Les conflits dits « gelés » permettent d'installer dans l'esprit l'idée du démembrement d'États en disant : « Attendez, pour l'instant, nous gelons le conflit et nous verrons ensuite ». Cela nous amène à la question des frontières qui n'est pas quelque chose que nous pouvons mettre en balance avec des exportations agroalimentaires. Nous parlons souvent de la structure géopolitique de l'Europe en disant « la vieille Europe » ou « le vieux continent », mais moins de 15 % des frontières datent d'avant 1815, 27 % des frontières des pays membres du Conseil de l'Europe datent d'après la césure de 1989 – 1991, et deux tiers à peu près datent du XXe siècle. La structure géopolitique européenne est récente et fragile. Si nous commençons à accepter le révisionnisme géopolitique, la révision des frontières par la force armée, nous ouvrons la boîte de Pandore et signons un retour au darwinisme géopolitique. Cela peut nous mener loin, à une sorte de guerre de tous contre tous. Il ne faut pas penser que nous sommes si loin que cela du XIXe siècle.

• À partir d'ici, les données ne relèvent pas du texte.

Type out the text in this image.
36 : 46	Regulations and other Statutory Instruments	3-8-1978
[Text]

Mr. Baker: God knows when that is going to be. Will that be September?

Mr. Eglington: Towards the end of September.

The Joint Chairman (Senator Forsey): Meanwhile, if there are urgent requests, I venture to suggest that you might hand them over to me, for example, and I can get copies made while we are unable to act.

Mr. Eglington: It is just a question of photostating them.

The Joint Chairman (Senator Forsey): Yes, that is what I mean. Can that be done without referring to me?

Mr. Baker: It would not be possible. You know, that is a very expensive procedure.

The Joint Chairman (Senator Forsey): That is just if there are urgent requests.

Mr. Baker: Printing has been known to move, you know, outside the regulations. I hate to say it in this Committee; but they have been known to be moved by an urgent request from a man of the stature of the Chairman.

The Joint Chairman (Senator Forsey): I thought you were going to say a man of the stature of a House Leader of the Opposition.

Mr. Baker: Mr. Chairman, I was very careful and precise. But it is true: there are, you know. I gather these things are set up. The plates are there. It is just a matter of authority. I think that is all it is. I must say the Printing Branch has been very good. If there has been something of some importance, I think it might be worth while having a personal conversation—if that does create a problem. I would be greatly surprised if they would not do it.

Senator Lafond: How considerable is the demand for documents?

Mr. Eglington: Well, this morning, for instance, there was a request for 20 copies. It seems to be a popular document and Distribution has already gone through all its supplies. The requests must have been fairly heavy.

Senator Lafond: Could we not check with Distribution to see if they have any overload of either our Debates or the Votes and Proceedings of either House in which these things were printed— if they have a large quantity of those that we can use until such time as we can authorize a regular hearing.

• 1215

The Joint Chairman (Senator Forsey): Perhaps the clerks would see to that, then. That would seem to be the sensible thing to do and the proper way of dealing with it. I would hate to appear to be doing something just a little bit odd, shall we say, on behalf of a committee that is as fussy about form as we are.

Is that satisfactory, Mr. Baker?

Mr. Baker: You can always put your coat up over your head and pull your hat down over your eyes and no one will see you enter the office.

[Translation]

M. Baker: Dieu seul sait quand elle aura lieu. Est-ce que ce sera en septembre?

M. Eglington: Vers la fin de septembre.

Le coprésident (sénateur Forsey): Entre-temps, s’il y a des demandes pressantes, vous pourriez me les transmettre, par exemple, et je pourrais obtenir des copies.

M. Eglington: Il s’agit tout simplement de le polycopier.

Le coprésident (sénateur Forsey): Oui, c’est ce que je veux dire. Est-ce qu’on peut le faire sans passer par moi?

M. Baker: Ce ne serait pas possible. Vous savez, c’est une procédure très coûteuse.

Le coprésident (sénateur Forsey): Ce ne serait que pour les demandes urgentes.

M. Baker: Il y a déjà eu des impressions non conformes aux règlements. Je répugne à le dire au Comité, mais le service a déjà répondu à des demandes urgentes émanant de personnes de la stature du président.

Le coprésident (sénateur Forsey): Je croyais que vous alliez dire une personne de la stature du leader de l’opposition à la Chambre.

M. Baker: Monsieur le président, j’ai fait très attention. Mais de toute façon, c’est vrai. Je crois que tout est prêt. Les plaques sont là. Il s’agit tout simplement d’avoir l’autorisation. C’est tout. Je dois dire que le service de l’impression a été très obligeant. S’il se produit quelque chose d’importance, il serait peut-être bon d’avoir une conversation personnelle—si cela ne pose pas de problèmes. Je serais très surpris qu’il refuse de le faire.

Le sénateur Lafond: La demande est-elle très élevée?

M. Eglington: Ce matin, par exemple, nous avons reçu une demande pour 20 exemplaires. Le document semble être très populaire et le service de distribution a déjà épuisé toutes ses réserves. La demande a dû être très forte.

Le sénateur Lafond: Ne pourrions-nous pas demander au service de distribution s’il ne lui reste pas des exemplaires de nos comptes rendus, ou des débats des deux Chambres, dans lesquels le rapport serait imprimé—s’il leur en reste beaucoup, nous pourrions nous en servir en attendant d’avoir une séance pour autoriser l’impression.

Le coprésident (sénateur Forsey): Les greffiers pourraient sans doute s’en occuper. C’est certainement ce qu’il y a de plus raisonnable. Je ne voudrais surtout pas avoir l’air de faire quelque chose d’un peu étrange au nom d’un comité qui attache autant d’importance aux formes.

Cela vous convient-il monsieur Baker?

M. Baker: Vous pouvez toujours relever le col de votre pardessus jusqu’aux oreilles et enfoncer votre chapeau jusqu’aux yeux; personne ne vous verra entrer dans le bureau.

À propos des sociétés militaires privées, « Wagner » devient un terme générique, mais il est vrai que tout cela est très intriqué. Ces personnels s'entraînent sur des terrains de la Glavnoïé Razvédyvatel'noïé Oupravlénié (GRU), la direction générale des services de renseignement militaire russe : ce n'est pas simplement du free enterprise ou du free business, loin s'en faut.
Le différentiel de puissance existe, mais le problème est que chacun se représente le monde sous l'angle d'une subjectivité. Il existe un écart entre le monde tel qu'il est et la vision du monde de chacun. Je vais mettre de côté la situation européenne au plan historique pour éviter tout « point Godwin », et me reporter simplement aux conflits entre les États-Unis et le Japon. Faites une évaluation du poids des puissances respectives du Japon et des États-Unis en 1941, il n'y a aucune commune mesure. Ce conflit ne pouvait pas se produire, dans l'esprit des contemporains : ils pensaient que jamais les Japonais ne seraient assez fous pour déclencher une guerre aux États-Unis ! Et pourtant, cela s'est produit. Du côté russe, on est conscient de ces vulnérabilités, de cette infériorité. Mais l'idée couramment exprimée est que les Occidentaux sont des décadents qui ont peur de la guerre, et que l'art de la guerre et le courage pourront faire la différence, contrebalancer la différence sur le plan économique.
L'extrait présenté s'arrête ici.